One Europe: The Dream of Unity : Changing Lifestyles : A System Bordering on Chaos : Free movement between countries may open the door to crime and terrorism.


PARIS — When internal borders dissolve at the end of this year, the 1987 Single European Act calls for the free movement of "goods, services, capital and people" in the 12 states that form the European Community.

In the categories of goods, services and capital this European dream seems well on track to meeting the 1993 deadline. But in the fourth, potentially most troublesome category, the one involving people, the Europeans have made relatively little progress.

Everyone agrees that the dream of a Europe without borders can succeed only if the EC's 344 million citizens are able to move freely among member countries.
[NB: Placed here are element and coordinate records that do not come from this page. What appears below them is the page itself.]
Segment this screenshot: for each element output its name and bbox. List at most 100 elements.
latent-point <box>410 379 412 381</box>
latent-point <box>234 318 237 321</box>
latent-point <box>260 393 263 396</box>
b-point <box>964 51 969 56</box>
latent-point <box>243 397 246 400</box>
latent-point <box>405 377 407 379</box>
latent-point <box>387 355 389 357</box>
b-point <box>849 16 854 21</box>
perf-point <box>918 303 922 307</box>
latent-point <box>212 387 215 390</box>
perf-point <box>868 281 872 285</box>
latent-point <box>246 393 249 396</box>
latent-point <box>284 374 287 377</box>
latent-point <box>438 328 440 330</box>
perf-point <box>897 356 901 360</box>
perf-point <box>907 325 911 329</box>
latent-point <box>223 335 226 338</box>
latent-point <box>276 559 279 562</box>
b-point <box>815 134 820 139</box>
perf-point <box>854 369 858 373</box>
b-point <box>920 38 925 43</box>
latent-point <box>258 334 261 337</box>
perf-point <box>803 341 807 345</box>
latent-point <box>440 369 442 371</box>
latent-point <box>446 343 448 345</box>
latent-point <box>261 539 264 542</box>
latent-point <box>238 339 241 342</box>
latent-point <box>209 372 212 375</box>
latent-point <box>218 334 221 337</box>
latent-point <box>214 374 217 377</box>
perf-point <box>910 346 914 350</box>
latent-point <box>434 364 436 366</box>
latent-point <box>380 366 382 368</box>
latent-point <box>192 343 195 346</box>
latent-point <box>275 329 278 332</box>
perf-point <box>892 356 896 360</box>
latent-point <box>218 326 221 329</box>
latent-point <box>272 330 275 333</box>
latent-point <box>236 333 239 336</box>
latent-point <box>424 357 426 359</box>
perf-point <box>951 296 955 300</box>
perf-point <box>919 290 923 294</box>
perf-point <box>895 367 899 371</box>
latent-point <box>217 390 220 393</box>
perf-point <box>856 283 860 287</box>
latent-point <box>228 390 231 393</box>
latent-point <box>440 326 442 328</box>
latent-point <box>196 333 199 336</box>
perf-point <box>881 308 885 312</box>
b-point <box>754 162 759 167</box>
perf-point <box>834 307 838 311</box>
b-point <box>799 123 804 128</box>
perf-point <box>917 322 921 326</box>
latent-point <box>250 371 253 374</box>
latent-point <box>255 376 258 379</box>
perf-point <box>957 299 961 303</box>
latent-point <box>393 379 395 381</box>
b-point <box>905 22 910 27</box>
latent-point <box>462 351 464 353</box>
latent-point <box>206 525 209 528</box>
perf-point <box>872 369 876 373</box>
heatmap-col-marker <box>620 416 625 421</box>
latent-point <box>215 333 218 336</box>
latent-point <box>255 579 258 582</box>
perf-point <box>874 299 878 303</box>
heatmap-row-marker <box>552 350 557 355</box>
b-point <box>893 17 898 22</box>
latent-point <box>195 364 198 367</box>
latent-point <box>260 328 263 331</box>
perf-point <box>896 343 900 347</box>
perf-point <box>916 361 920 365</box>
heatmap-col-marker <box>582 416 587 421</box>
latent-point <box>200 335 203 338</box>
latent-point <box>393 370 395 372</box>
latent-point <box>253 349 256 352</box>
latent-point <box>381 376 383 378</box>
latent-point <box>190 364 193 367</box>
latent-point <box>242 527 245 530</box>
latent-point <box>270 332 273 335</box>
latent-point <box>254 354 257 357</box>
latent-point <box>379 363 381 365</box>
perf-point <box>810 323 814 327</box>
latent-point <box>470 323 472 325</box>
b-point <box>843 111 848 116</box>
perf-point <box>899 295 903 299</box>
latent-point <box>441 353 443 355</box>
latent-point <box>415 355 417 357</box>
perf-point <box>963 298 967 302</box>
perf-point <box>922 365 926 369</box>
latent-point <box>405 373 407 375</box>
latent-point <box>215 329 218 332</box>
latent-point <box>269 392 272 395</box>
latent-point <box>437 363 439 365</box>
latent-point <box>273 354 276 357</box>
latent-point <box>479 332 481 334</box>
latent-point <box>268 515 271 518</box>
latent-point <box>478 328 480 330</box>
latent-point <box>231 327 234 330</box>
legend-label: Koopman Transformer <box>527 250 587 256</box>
But many are also afraid of the consequences of removing the community's extensive and longstanding border controls.

Former British Foreign Secretary Ernest Bevin, a fervent advocate of a united Europe, said as long ago as 1951 that his dream was to be able to one day buy a train ticket in London's Victoria station and travel anywhere in Europe without going through border controls, noted authors Nicholas Colchester and David Buchan in their book "Europe Relaunched."

More than 40 years later, as Europe enters the home stretch of its "EC '92" effort, "it would be totally ludicrous to have goods, services and capital circulating but still have systematic controls on people," said an EC official in Brussels.

Yet the traditional European system of border controls--customs, immigration and border police--forms an important part of crime control on the Continent. Police officials fear that dropping the borders without replacing them with some other system of internal controls will leave Europe's door open for illegal immigrants and criminals of all types.

Despite a push by Germany to create a pan-European police force called Europol, the EC leaders meeting in the Dutch city of Maastricht in December managed only a weak agreement to share certain crime-related intelligence. So far, "Europol" is nothing more than a name-- although Lyon, France, Wiesbaden, Germany, and Rome have been proposed as potential headquarters for its nonexistent staff.

Nonetheless, the need for some kind of pan-European police force is generally recognized. European interior ministers have met since 1975 to coordinate efforts against organized crime, terrorism and drug smuggling. German Chancellor Helmut Kohl first proposed what he called a "European FBI" as early as 1988. But the willingness of European states to reduce sovereignty on police matters is tangled in historical suspicions, many inspired by World War II, when Germany's free-ranging Gestapo was the terror of the Continent.

"I personally think that the fact that Europol was a German proposal made it difficult for other countries," said a German government official. "When it comes to areas involving security, many countries fear Germany because of the last war. We understand that. It would have been better if the Europol proposal had been made by France or Italy."

Without internal borders, the community's ability to control illegal immigration, organized international crime, terrorism and drugs will be greatly limited. In Germany alone, for example, authorities stationed at borders with France, Belgium, Luxembourg and the Netherlands--all EC members--made 23,000 arrests and confiscated nearly three tons of drugs in 1990, the last year for which statistics are available.

What concerns some European national police officials such as Juergen Storbeck, chief of international relations for the German federal police in Bonn, is that after the borders are removed police will lose one of their most effective means of controlling crime.

"Until now," Storbeck said in a telephone interview, "our borders have had great importance for police. The borders are the main places that we make seizures of drugs--heroin, cocaine and cannabis. They are where we intercept stolen goods and capture wanted persons."

The united, borderless Europe of the future, said Storbeck, will be only as secure as its weakest point on its external border, from the Greek Island of Rhodes to the coast of Northern Ireland. "The moment a person enters into the community, no matter where, there won't be any more risk," said Storbeck. "So naturally the criminal will try to enter by the weakest point."

To beef up external borders, the 10 continental members of the EC are expected to transfer most of their internal immigration, customs and border police officials to the external frontiers.

All seaports will be considered external borders and will have full customs and immigration facilities. Even the channel tunnel that connects Britain and France will be controlled as an exterior seaport even though both countries served by the tunnel are members of the EC.